The animals that form bonds in captivity and continue those friendships in the wild also hunt together, meeting up over a meal after independent departures from the roost, the study found.

When roosting together in trees, the bats can be observed grooming each other and even sharing regurgitated blood meals.

Previous studies have shown this cooperative behaviour is directed towards close relatives and social partners.

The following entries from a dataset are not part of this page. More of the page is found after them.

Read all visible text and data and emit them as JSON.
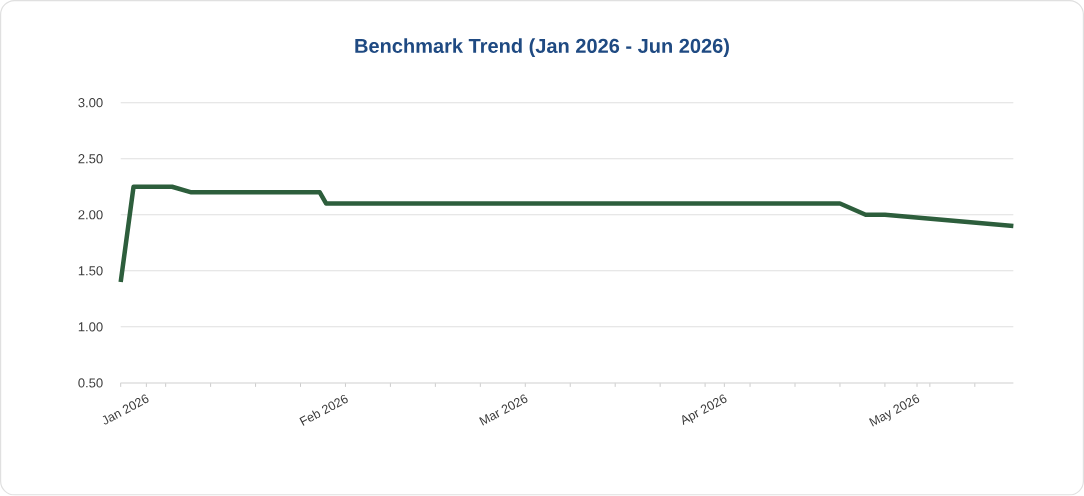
{
  "chart_data": {
    "type": "line",
    "title": "Benchmark Trend (Jan 2026 - Jun 2026)",
    "x": [
      "2025-12-28",
      "2025-12-30",
      "2026-01-05",
      "2026-01-08",
      "2026-01-28",
      "2026-01-29",
      "2026-04-19",
      "2026-04-23",
      "2026-04-26",
      "2026-05-06",
      "2026-05-16"
    ],
    "values": [
      1.4,
      2.25,
      2.25,
      2.2,
      2.2,
      2.1,
      2.1,
      2.0,
      2.0,
      1.95,
      1.9
    ],
    "color": "#2d5e3c",
    "xlim": [
      "2025-12-28",
      "2026-05-16"
    ],
    "xticks": [
      {
        "value": "2025-12-28",
        "label": null
      },
      {
        "value": "2026-01-01",
        "label": "Jan 2026"
      },
      {
        "value": "2026-01-04",
        "label": null
      },
      {
        "value": "2026-01-11",
        "label": null
      },
      {
        "value": "2026-01-18",
        "label": null
      },
      {
        "value": "2026-01-25",
        "label": null
      },
      {
        "value": "2026-02-01",
        "label": "Feb 2026"
      },
      {
        "value": "2026-02-08",
        "label": null
      },
      {
        "value": "2026-02-15",
        "label": null
      },
      {
        "value": "2026-02-22",
        "label": null
      },
      {
        "value": "2026-03-01",
        "label": "Mar 2026"
      },
      {
        "value": "2026-03-08",
        "label": null
      },
      {
        "value": "2026-03-15",
        "label": null
      },
      {
        "value": "2026-03-22",
        "label": null
      },
      {
        "value": "2026-03-29",
        "label": null
      },
      {
        "value": "2026-04-01",
        "label": "Apr 2026"
      },
      {
        "value": "2026-04-05",
        "label": null
      },
      {
        "value": "2026-04-12",
        "label": null
      },
      {
        "value": "2026-04-19",
        "label": null
      },
      {
        "value": "2026-04-26",
        "label": null
      },
      {
        "value": "2026-05-01",
        "label": "May 2026"
      },
      {
        "value": "2026-05-03",
        "label": null
      },
      {
        "value": "2026-05-10",
        "label": null
      }
    ],
    "ylim": [
      0.5,
      3.0
    ],
    "yticks": [
      {
        "value": 0.5,
        "label": "0.50"
      },
      {
        "value": 1.0,
        "label": "1.00"
      },
      {
        "value": 1.5,
        "label": "1.50"
      },
      {
        "value": 2.0,
        "label": "2.00"
      },
      {
        "value": 2.5,
        "label": "2.50"
      },
      {
        "value": 3.0,
        "label": "3.00"
      }
    ],
    "grid": "y"
  }
}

Study co-author Gerald Carter, assistant professor of evolution, ecology and organismal biology at The Ohio State University, said: “We looked at the possibility of different scenarios, and we found that they leave the roost to forage independently of each other, but then the ones that have a relationship are somehow finding each other and associating out on the cattle pasture – and we think they’re coordinating,”

To investigate whether the social bonds of the animals also influence their foraging behaviour, researchers attached tiny sensors – backpack computers – to 50 female common vampire bats (Desmodus rotundus).

This included 27 wild bats and 23 that had been captive for nearly two years – before releasing them back into their wild roost on a cattle pasture in Tole in Panama.

While the tagged bats almost never left the roost together, closely bonded females often reunited far from the roost, the study found.

The animals that associated with more partners in the roost also met up with more partners during foraging trips.

Audio recordings of vampire bat calls in La Chorrera, Panama, revealed three distinct call types.

These were downward sweeping social calls, antagonistic buzz calls, and n-shaped feeding calls.

Researchers say the latter has not previously been observed in wild or captive vampire bats.

They hypothesise the bats may meet up with trusted partners during foraging trips to share information about hosts or access to an open wound.

It is suggested this collaboration might save on the time and effort involved in selecting and preparing a wound site on the cattle.

The bats may be able to identify friends and foes on the wing through the downward sweeping calls, which are similar to contact calls used to recognise partners in the roost.

The researchers said: “How far does ‘friendship’ go?

“We show that social bonds of vampire bats are not restricted to grooming and food sharing at the roost, but bonded individuals even hunt together, highlighting the complexity of their social relationships.”

The study is published in the Plos Biology journal.